Construct a point $f\in C[0,1]$ and a closed subspace $V\subset C[0,1]$ such that $f$ does not have a best approximation in $V$.
Definition:
$C[0,1]$ is the set of countinous function with the norm $||f||=\max\limits_{x\in[a,b]}|f(x)|$.
Let $B$ be a normed vector space with norm $||\cdot||$. Set $V\subset B$ and $y_0\in B$. A vector $x_0\in V$ is called the best approximation of $y_0$ in V if
$$||y_0-x_0||=\operatorname{dist}(y_0,V)=\inf_{x\in V}||y_0-x||$$
Best Answer
One can use the following general fact (whose proof is not difficult): if $\Phi$ is any continuous linear functional on $B$ and if $f\in B\setminus \ker(\Phi)$, then $$\Vert\Phi\Vert=\frac{\vert\Phi(f)\vert}{{\rm dist}(f,\ker(\Phi))}\, . $$ It follows that if you start with any linear functional $\Phi$ which does not attain its norm (i.e. there is no $x$ with $\Vert x\Vert=1$ and $\Phi(x)=\Vert\Phi\Vert$), then $V=\ker\Phi$ and any $f$ such that $\Phi(f)\neq 0$ do the job.

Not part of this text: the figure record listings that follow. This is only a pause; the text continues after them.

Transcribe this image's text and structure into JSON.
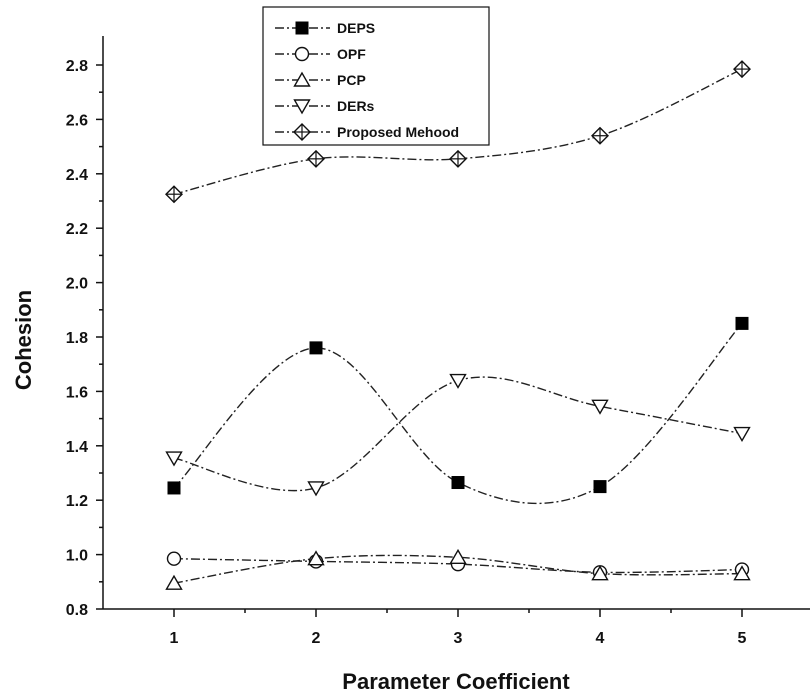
{
  "chart_data": {
    "type": "line",
    "title": "",
    "xlabel": "Parameter Coefficient",
    "ylabel": "Cohesion",
    "x": [
      1,
      2,
      3,
      4,
      5
    ],
    "xlim": [
      0.5,
      5.5
    ],
    "ylim": [
      0.8,
      2.9
    ],
    "x_ticks": [
      "1",
      "2",
      "3",
      "4",
      "5"
    ],
    "y_ticks": [
      "0.8",
      "1.0",
      "1.2",
      "1.4",
      "1.6",
      "1.8",
      "2.0",
      "2.2",
      "2.4",
      "2.6",
      "2.8"
    ],
    "grid": false,
    "legend_position": "top-center",
    "series": [
      {
        "name": "DEPS",
        "marker": "filled-square",
        "values": [
          1.245,
          1.76,
          1.265,
          1.25,
          1.85
        ]
      },
      {
        "name": "OPF",
        "marker": "circle",
        "values": [
          0.985,
          0.975,
          0.965,
          0.935,
          0.945
        ]
      },
      {
        "name": "PCP",
        "marker": "triangle-up",
        "values": [
          0.895,
          0.985,
          0.99,
          0.93,
          0.93
        ]
      },
      {
        "name": "DERs",
        "marker": "triangle-down",
        "values": [
          1.355,
          1.245,
          1.64,
          1.545,
          1.445
        ]
      },
      {
        "name": "Proposed Mehood",
        "marker": "crossed-diamond",
        "values": [
          2.325,
          2.455,
          2.455,
          2.54,
          2.785
        ]
      }
    ]
  }
}
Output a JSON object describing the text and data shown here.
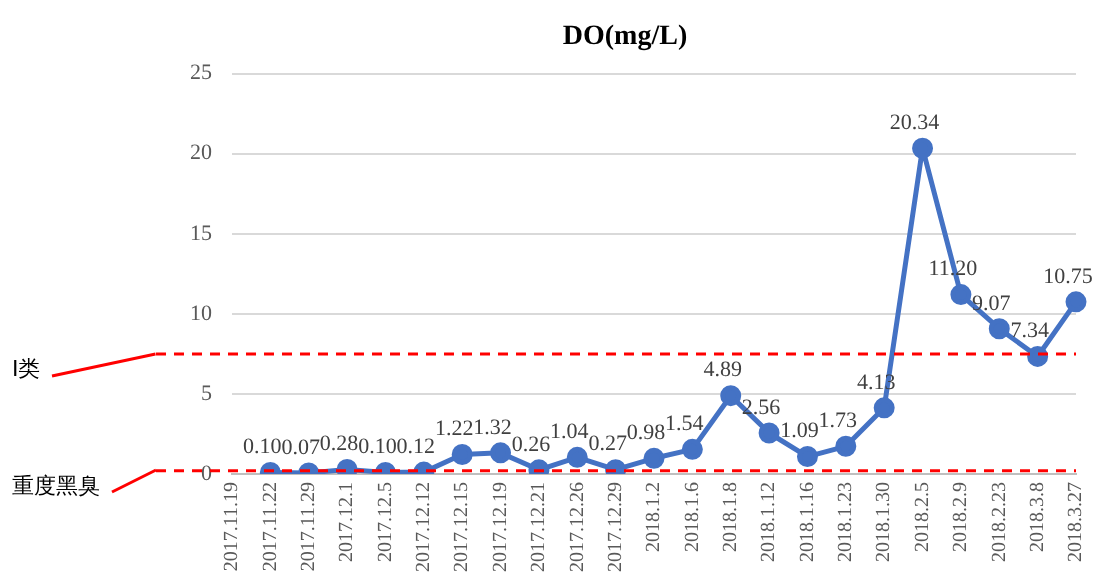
{
  "chart_data": {
    "type": "line",
    "title": "DO(mg/L)",
    "categories": [
      "2017.11.19",
      "2017.11.22",
      "2017.11.29",
      "2017.12.1",
      "2017.12.5",
      "2017.12.12",
      "2017.12.15",
      "2017.12.19",
      "2017.12.21",
      "2017.12.26",
      "2017.12.29",
      "2018.1.2",
      "2018.1.6",
      "2018.1.8",
      "2018.1.12",
      "2018.1.16",
      "2018.1.23",
      "2018.1.30",
      "2018.2.5",
      "2018.2.9",
      "2018.2.23",
      "2018.3.8",
      "2018.3.27"
    ],
    "series": [
      {
        "color": "#4472c4",
        "values": [
          null,
          0.1,
          0.07,
          0.28,
          0.1,
          0.12,
          1.22,
          1.32,
          0.26,
          1.04,
          0.27,
          0.98,
          1.54,
          4.89,
          2.56,
          1.09,
          1.73,
          4.13,
          20.34,
          11.2,
          9.07,
          7.34,
          10.75
        ],
        "value_labels": [
          null,
          "0.10",
          "0.07",
          "0.28",
          "0.10",
          "0.12",
          "1.22",
          "1.32",
          "0.26",
          "1.04",
          "0.27",
          "0.98",
          "1.54",
          "4.89",
          "2.56",
          "1.09",
          "1.73",
          "4.13",
          "20.34",
          "11.20",
          "9.07",
          "7.34",
          "10.75"
        ]
      }
    ],
    "ylim": [
      0,
      25
    ],
    "yticks": [
      0,
      5,
      10,
      15,
      20,
      25
    ],
    "grid": "y",
    "legend": false,
    "marker": "circle",
    "line_style": "solid",
    "ref_lines": [
      {
        "axis": "y",
        "value": 7.5,
        "label": "I类",
        "color": "#ff0000",
        "line_style": "dashed"
      },
      {
        "axis": "y",
        "value": 0.2,
        "label": "重度黑臭",
        "color": "#ff0000",
        "line_style": "dashed"
      }
    ]
  }
}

In the special case you are looking at, $V=\mathcal C([0,1])$, consider the linear functional $\Phi$ defined by $$\Phi(x)=\int_0^{1/2} x(t)\, dt-\int_{1/2}^1 x(t)\, dt\, . $$ It is not hard to check that $\Vert\Phi\Vert=1$ and that $\Phi$ does not attain its norm (the idea is that if $x\in\mathcal C([0,1])$ satisfied $\Vert x\Vert=1=\Phi(x)$, then $x$ would have to be equal to $1$ on $(0,1/2)$ and to $-1$ on $(1/2,1)$, so $x$ would not be in the space $\mathcal C([0,1])$.)
In conclusion, you may take $$V=\left\{ x\in\mathcal C([0,1]);\; \int_0^{1/2}x(t)\, dt=\int_{1/2}^1x(t)\, dt \right\}$$ and, for example, $f(t)=t$.